Rapid droplet leads the Liquid-Infused Slippery Surfaces more slippery

TL;DR

This study reveals that liquid-infused slippery surfaces become even more slippery at high droplet speeds due to an incompletely developed meniscus, challenging traditional friction models.

Contribution

The paper introduces an extended Bretherton model explaining the decreased friction in rapid droplet regimes on slippery surfaces.

Findings

Friction decreases with increasing droplet speed in the rapid regime.

Incompletely developed meniscus causes shorter shear length and thicker shear thickness.

Extended Bretherton model accurately describes IDM behavior at high Capillary Numbers.

Abstract

The introduction of lubricant between fluid and substrate endows the Liquid-Infused Slippery Surfaces with excellent wetting properties: low contact angle, various liquids repellency, ice-phobic and self-healing.

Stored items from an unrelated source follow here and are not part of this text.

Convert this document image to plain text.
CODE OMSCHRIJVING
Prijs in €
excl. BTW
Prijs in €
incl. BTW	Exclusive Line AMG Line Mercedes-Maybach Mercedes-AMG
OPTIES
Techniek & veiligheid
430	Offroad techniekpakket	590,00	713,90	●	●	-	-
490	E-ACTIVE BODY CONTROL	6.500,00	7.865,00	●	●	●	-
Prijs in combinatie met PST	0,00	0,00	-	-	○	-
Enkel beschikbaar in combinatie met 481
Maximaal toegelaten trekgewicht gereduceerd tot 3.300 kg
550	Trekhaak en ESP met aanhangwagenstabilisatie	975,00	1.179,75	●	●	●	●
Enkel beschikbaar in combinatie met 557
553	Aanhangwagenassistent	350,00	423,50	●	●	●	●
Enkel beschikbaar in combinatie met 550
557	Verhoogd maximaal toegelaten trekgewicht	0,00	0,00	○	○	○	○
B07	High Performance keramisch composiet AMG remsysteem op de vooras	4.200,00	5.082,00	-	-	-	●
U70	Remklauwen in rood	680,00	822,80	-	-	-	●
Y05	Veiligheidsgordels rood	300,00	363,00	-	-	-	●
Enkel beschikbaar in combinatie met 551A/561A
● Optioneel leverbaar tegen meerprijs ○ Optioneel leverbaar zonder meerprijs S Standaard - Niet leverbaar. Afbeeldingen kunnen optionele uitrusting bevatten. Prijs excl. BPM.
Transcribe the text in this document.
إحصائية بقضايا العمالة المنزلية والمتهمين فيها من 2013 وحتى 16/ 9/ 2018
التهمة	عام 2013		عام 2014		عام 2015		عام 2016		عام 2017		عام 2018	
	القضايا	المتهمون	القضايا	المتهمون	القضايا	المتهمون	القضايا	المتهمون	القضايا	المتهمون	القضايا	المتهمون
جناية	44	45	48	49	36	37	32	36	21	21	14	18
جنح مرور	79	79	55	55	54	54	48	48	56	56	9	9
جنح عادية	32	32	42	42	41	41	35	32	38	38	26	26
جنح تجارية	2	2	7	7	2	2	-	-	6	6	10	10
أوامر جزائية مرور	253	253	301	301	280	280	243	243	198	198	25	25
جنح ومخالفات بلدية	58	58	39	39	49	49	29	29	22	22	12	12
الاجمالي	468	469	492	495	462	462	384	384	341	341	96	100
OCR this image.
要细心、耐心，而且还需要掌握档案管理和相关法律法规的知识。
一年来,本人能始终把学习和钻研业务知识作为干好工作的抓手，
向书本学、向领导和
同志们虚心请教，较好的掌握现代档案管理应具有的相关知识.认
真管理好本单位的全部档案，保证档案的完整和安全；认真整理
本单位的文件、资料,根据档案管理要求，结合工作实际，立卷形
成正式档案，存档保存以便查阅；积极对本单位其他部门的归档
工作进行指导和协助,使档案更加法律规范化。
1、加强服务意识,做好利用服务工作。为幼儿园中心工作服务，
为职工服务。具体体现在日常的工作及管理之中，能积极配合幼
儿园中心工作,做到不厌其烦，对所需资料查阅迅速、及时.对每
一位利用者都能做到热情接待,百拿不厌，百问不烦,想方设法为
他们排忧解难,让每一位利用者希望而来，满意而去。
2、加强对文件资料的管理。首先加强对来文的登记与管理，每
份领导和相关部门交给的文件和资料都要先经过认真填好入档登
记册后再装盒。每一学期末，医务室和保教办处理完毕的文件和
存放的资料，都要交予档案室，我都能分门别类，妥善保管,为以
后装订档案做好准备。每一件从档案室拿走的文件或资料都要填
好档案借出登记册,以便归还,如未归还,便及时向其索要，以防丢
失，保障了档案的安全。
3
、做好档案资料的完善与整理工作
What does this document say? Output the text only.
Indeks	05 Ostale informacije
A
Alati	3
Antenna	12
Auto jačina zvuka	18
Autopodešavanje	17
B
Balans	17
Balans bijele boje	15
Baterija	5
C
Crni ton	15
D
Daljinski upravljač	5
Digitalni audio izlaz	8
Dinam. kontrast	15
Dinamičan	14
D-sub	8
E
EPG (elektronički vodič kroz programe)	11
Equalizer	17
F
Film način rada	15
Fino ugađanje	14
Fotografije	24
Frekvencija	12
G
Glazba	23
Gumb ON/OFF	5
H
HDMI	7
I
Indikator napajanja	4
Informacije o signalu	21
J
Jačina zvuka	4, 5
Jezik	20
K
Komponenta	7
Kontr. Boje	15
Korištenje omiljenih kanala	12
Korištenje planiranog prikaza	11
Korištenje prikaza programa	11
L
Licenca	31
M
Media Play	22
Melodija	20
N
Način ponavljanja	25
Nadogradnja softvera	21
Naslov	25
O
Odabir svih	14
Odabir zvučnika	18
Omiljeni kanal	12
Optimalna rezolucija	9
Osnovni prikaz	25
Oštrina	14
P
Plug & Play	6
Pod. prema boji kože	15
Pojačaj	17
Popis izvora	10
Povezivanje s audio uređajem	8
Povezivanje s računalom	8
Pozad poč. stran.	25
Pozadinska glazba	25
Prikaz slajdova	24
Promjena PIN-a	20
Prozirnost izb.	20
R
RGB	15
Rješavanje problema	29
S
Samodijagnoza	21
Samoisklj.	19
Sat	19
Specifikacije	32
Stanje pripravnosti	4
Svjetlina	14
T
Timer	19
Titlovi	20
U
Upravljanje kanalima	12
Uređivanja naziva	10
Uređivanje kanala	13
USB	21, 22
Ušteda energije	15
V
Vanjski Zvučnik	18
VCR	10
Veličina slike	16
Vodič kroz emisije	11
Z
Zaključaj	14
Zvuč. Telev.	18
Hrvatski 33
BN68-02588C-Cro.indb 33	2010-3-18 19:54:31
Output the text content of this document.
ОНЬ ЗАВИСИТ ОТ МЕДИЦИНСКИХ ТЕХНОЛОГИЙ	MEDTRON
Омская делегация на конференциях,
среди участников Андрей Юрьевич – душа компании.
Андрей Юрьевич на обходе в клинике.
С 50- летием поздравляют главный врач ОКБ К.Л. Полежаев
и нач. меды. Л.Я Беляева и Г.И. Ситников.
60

Droplets moving on such surfaces have been widely demonstrated to obey a Landau-Levich-Derjaguin (LLD) friction. Here, we show that this power law is surprisingly decreased with the droplet accelerates: in the rapid droplet regime, the slippery surfaces seem more slippery than LLD friction. Combining experimental and numerical techniques, we find that the meniscus surrounding the droplet exhibits an incompletely developed state. The Incompletely Developed Meniscus possesses shorter shear length and thicker shear thickness than the prediction of Bretherton model and therefore is responsible for the more slippery regime. With an extended Bretherton model, we not only provide an analytical description to the IDM behavior but also the friction when the Capillary Number of the moving droplet is larger than the Critical Capillary Number.